Terbaru, Wisata66 Dilihat


Dusun Sade adalah salah satu dusun yang masih mempertahankan adat suku Sasak. Lokasinya ada di desa Rembitan masih masuk Lombok Tengah. Dusun Sade biasanya masuk ke daftar jujugan para wisatawan apabila ke Lombok.

Ini perjumpaanku kali kedua di dusun ini. Setelah belasan tahun, dusun ini masih sama seperti dulu. Hanya dulu aku ke sini saat sore hari, tidak saat matahari telah tenggelam seperti minggu lalu.
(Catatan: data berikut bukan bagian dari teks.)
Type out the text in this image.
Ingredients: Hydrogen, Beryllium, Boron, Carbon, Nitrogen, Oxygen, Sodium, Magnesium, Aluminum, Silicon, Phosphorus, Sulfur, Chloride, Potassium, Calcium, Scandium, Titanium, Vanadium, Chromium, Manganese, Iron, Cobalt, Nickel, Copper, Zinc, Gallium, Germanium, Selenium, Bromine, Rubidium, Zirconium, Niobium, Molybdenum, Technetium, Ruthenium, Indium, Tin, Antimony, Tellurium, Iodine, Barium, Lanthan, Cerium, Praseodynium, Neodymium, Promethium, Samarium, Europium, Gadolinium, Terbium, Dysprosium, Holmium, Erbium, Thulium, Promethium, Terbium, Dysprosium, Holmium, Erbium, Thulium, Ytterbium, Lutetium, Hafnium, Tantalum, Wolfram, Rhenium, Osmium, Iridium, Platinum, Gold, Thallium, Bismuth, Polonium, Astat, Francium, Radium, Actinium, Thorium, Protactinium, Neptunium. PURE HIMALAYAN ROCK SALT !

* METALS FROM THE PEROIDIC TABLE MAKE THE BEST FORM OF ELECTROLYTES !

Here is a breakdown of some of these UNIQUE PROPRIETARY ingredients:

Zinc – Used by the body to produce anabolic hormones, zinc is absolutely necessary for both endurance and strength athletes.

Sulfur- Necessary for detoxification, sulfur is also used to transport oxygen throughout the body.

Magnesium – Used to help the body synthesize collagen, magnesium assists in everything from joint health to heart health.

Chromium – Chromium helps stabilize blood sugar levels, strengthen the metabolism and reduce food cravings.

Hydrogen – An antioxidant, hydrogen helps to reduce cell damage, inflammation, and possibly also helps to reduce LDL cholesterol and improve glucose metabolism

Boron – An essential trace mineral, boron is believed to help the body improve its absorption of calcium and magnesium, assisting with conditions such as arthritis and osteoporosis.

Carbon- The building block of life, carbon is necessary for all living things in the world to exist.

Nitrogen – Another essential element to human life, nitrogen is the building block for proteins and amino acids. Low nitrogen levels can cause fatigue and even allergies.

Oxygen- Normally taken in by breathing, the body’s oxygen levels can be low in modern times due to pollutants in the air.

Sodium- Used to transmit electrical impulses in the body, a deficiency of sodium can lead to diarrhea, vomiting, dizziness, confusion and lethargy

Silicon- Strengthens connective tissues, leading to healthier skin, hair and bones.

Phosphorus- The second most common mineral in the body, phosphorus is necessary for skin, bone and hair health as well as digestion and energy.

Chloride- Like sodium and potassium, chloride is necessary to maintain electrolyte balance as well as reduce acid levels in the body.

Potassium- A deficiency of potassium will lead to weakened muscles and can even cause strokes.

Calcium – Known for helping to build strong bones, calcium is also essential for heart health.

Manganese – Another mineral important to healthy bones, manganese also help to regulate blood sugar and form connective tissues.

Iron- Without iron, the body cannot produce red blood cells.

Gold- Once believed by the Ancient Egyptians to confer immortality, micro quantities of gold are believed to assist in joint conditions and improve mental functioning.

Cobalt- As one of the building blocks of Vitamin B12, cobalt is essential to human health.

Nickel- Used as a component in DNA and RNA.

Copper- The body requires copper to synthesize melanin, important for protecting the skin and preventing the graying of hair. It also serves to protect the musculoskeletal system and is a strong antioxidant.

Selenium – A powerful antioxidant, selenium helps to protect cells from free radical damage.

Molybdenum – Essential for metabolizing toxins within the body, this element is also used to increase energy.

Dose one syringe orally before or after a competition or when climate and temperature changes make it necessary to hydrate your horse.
Gapura selamat datang di Dusun Sade yang ditulis dengan aksara Sasak masih ada dan terawat. Sekilas aksaranya mirip dengan aksara Jawa. Di dalam kompleks dusun tradisional tersebut rumah-rumah adat suku Sasak juga dipertahankan.

Dusun sade

Dusun sade
Penerangan di dusun ini terasa kurang. Entah apakah memang sengaja dibiarkan seperti itu agar suasana tradisionalnya masih terasa, sehingga suasana di kompleks Dusun Sade masa kini tidak semuanya bisa terekam dengan baik di benakku.
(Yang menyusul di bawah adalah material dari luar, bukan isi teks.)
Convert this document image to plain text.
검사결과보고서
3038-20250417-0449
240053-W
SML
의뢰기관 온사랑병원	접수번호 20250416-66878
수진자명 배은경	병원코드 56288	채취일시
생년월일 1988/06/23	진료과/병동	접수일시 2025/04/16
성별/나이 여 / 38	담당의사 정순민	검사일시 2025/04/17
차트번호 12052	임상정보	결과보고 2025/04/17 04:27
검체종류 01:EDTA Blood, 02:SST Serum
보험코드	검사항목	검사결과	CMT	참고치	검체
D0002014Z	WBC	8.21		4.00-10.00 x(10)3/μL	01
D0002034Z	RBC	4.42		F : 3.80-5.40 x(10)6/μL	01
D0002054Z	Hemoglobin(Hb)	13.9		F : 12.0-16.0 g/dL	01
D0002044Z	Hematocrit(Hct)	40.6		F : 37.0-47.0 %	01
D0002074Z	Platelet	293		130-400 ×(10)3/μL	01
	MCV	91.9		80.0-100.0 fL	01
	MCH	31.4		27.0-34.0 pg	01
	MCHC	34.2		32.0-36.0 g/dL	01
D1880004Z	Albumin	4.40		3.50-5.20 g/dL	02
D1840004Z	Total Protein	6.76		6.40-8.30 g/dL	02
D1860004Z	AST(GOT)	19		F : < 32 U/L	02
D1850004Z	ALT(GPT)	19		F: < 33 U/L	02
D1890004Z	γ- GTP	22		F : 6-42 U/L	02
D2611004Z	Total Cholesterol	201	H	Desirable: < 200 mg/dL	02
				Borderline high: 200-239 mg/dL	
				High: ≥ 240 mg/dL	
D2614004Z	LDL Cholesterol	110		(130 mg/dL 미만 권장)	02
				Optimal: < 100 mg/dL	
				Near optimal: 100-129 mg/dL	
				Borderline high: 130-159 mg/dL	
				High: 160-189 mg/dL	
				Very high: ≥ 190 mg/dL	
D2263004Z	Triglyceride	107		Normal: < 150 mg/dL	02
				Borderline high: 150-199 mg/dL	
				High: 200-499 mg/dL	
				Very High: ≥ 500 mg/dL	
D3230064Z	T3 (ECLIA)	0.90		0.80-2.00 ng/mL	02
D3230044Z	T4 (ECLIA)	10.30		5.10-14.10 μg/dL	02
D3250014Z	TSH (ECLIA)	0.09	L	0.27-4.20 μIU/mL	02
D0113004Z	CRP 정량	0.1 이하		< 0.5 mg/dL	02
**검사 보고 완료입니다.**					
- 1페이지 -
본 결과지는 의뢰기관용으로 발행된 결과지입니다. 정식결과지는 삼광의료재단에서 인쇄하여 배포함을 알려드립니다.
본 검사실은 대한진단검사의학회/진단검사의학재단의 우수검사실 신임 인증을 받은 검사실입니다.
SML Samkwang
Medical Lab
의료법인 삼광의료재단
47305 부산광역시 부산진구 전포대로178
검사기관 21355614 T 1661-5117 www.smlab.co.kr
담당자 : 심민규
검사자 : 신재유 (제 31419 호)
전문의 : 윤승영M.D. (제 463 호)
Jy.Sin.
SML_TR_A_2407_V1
Namun yang pasti kisah tentang rumah adat yang lantainya menggunakan campuran tanah dan kotoran sapi juga masih ada dan dipertahankan. Tenang, tidak berbau dan tidak kotor karena jenis kotoran sapinya juga khusus dan prosesnya juga pastinya khusus. Mereka juga masih suka mengepelnya dengan kotoran sapi bercampur air.

Penggunaan kotoran sapi ini mengantisipasi rumah akan nyamuk dan membuat rumah terasa hangat. Nah ini bisa jadi penelitian menarik senyawa apakah yang dikeluarkan oleh sapi Lombok sehingga bisa mengusir nyamuk.

Rumah sade
Rumahnya masih menggunakan bahan kayu, bambu, dan atapnya berlapiskan eumput gajah, ijuk, atau alang-alang. Rumahnya cukup kuat dan tahan cuaca termasuk musim hujan. Hanya memang  perlu dicek secara berkala.
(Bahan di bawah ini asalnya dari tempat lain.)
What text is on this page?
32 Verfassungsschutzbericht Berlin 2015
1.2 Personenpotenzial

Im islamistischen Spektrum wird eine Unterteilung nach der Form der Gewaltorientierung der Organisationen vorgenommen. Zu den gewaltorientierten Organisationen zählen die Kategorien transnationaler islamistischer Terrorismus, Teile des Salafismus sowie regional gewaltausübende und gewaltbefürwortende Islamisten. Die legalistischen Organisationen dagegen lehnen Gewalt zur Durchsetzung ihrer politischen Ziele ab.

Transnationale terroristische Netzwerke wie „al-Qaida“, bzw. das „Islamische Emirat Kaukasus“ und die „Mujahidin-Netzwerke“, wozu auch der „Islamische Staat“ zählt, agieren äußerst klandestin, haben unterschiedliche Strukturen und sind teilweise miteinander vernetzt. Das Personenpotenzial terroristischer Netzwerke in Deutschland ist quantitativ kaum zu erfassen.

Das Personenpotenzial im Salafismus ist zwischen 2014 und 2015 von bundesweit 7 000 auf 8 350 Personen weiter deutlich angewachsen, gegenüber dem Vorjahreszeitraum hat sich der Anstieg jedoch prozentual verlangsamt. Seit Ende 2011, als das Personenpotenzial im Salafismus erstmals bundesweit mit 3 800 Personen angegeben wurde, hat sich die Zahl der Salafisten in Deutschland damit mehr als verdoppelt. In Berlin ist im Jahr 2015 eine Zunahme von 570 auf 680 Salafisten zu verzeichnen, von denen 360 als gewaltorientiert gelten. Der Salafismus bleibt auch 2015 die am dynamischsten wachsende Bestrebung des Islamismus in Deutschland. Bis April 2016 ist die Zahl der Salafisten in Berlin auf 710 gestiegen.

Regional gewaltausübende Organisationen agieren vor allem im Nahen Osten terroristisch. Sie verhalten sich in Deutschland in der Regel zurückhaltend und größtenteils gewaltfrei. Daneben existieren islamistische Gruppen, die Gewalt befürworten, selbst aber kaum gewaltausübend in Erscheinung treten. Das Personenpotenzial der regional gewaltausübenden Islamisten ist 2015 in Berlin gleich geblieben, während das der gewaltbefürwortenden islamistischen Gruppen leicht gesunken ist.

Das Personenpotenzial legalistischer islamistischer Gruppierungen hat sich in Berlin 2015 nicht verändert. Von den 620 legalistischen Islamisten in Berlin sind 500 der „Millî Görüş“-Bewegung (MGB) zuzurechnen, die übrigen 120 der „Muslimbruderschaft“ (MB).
Rata-rata para pria bekerja sebagai petani. Sedangkan para perempuan bekerja sebagai pemintal benang dan penenun dengan motif khas Sasak. Harganya mulai dari Rp 30 hingga ratusan ribu. Kerumitan pola dan penggunaan jenis benangnya akan menentukan harganya.

Pemintal benang

Teman-teman langsung asyik berbelanja dan menawar. Aku membeli beberapa buah untuk oleh-oleh bagi kawan-kawan. Lalu kami asyik mengobrol.

Para perempuan sejak usia 9 tahun mulai belajar menenun. Sebelum menikah, mereka harus bisa membuat satu kain. Nah kain itu ditenun dengan alat yang masih tradisional. Sehari bisa jadi, tapi faktornya bergantung pada banyak hal, pola dan juga ukuran kain tersebut.

Sebutan Inaq dan Amaq untuk ibu dan ayah juga masih digunakan. Apabila si Ana, misalnya  sudah menikah dan melahirkan anak bernama Banu maka ia akan dipanggil dengan nama Inaq Banu dan Amaq Banu.

Semoga tradisi menenun ini tetap bisa dilestarikan, tak lekang oleh perubahan jaman. Ada cerita di balik tenunan perempuan Sasak Dusun Sade.